Effaré, plein de désarroi, je l’ai cherché aux profondeurs de mon être. Écartant les formes et les images du monde, j’ai voulu retrouver cette flamme secrète qu’il m’avait donnée comme un reflet de l’étoile rédemptrice qui brille dans ses yeux. Elle s’était éclipsée.

Quoi m’écriai-je, n’a-t-il pas dit : — Si quelqu’un m’aime, je viendrai en lui et je ferai en lui ma demeure ? Je n’ai donc pas su l’aimer de la façon dont il le demande ?

Sa voix me répondit, très lointaine : — Le feu était ardent mais il ne s’élevait pas sans fumée.

Puis j’entendis l’écho de ses pas s’affaiblir et se perdre dans la distance. Et je connus cette angoisse : la nuit de l’esprit par l’absence de Jésus.

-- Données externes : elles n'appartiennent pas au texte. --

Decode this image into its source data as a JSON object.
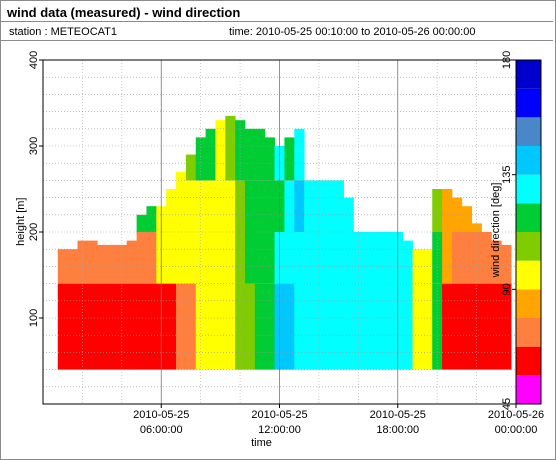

Parmi les ombres froides de cette nuit désolée, je fus dans un désert où il n’y avait plus de chemins ni de poteaux indicateurs. Mon seul Guide étant parti, j’errais, horriblement solitaire, comme au hasard. J’essayais de prier, mais toutes mes prières, en vain dardées vers le ciel, retombaient autour de moi, comme une poignée de sable sur une terre à jamais aride : elles se dispersaient au souffle des vents âpres qui balaient cette noire étendue. Si je faisais effort pour les renouveler, je ne parvenais à les articuler qu’avec ennui et dégoût. Je tentais de me réfugier dans l’Évangile, verger miraculeux où, naguère, Jésus m’avait permis de récolter les fruits suprasubstantiels de son enseignement. Mais il me sembla que c’était un enclos où ne végétaient que des arbres stériles. Bientôt il me devint impossible de prier ou de concevoir une fin à cet abandon. Le désert intérieur reculait ses limites à l’infini ; les ténèbres devenaient de plus en plus épaisses. Elles pesaient si fort que mon âme fléchit. Gisante sur le sol, ne pouvant même pas pleurer, suant une sueur sanglante, elle demeurait inerte dans le silence affreux que déchirait parfois le rire funèbre de celui qui se nomme : le père de la désespérance éternelle.